People stare at us from everywhere. Cricket cries. Screams. Kicks. He look at his wife, starts to hand her over till I snatch her from him. Stepping back, holding her tight as muscle hold on to skin, I tell him if he try to take her from me, I’ll scream. “Bad things too.”
I turn my back to him and pat her head. “Shhh. Quiet. Your momma’s coming soon.” I look out the window that faces the trucks. “Them calves,” I say. “Where their mothers at?”
“What?”
“The calves on the farms we passed.”
He wipe sweat off his forehead with a white napkin he took off a table. “Just give her to me. I’ll turn her over to the—”
“You think their mothers may be on one of those trucks out there—on their way to be cut up, turned into steaks and shoes?”
I barely hear him say, “Life’s hard.”
I hold on to Cricket like I birthed her. Like JuJu held on to me some nights after my parents passed. “I bet them calves wish they had their mothers no matter how bad a mother they had.”
His wife looks down at the floor. “I was adopted.”
Her husband say not to bring that up again. “It has nothing to do with that trollop who sat her baby on a pissy floor of a Greyhound bus.” His hands go in his pants pockets. “I told you, Pat, what I was going to do, and I’m going to do it.”
“Leave her be, William.”
“No, I—”
“If her mother doesn’t return then we will take additional steps. But for now, let’s do like the Bible says we should.” He hangs his head after she says, “Do unto others as you would have them do unto you.”

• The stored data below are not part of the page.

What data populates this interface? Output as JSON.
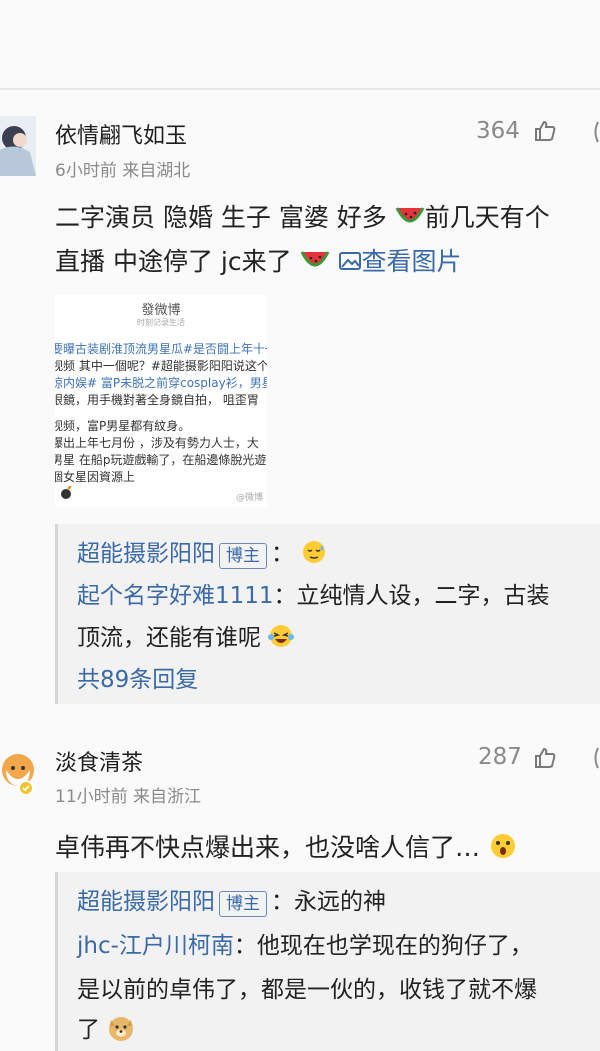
{
  "comments": [
    {
      "username": "依情翩飞如玉",
      "meta": "6小时前  来自湖北",
      "likes": "364",
      "body_line1": "二字演员 隐婚 生子 富婆 好多",
      "body_line1_tail": "前几天有个",
      "body_line2_a": "直播 中途停了 jc来了",
      "view_image": "查看图片",
      "image_card": {
        "header": "發微博",
        "subheader": "时刻记录生活",
        "lines": [
          "要曝古装剧淮顶流男星瓜#是否闘上年十一月",
          "视频 其中一個呢？#超能摄影阳阳说这个",
          "惊内娱# 富P未脱之前穿cosplay衫，男星事",
          "眼鏡，用手機對著全身鏡自拍，   咀歪胃",
          "视频，富P男星都有紋身。",
          "爆出上年七月份 ，涉及有勢力人士，大",
          "男星 在船p玩遊戲輸了，在船邊條脫光遊",
          "個女星因資源上"
        ],
        "watermark": "@微博"
      },
      "replies": [
        {
          "user": "超能摄影阳阳",
          "badge": "博主",
          "sep": "：",
          "text": ""
        },
        {
          "user": "起个名字好难1111",
          "sep": "：",
          "text": "立纯情人设，二字，古装",
          "text2": "顶流，还能有谁呢"
        }
      ],
      "more_replies": "共89条回复"
    },
    {
      "username": "淡食清茶",
      "meta": "11小时前  来自浙江",
      "likes": "287",
      "body_line1": "卓伟再不快点爆出来，也没啥人信了…",
      "replies": [
        {
          "user": "超能摄影阳阳",
          "badge": "博主",
          "sep": "：",
          "text": "永远的神"
        },
        {
          "user": "jhc-江户川柯南",
          "sep": "：",
          "text": "他现在也学现在的狗仔了，",
          "text2": "是以前的卓伟了，都是一伙的，收钱了就不爆",
          "text3": "了"
        }
      ]
    }
  ],
  "colors": {
    "link": "#3b6aa8",
    "meta": "#8a8a8a",
    "reply_bg": "#f2f2f2"
  }
}
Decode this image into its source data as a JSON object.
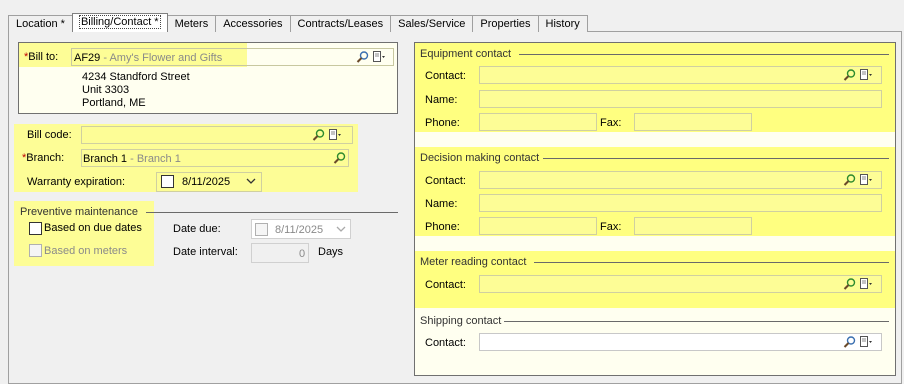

He talk like he wears the pants in the family, but it’s her I see.
“Where’s the coffee? I need some coffee—black.”
Once he’s gone, she give me Cricket’s Binky. It should go in the trash since it was on the floor, she says. Pointing to one of the stores, she starts walking. “I will pick up a few things for her. It’s the least we can do.”
“You mad at your mother for giving you away?”
She stop in her tracks. “Mad? No. I’m thankful. Sincerely and forever grateful. She was fourteen. Never finished high school. Where would I be if she hadn’t come to her senses?”
She’s gone when I call JuJu.
“Char. I told you—”
“I love you. I’m okay. You don’t need to worry about me,” I say, right before I hang up.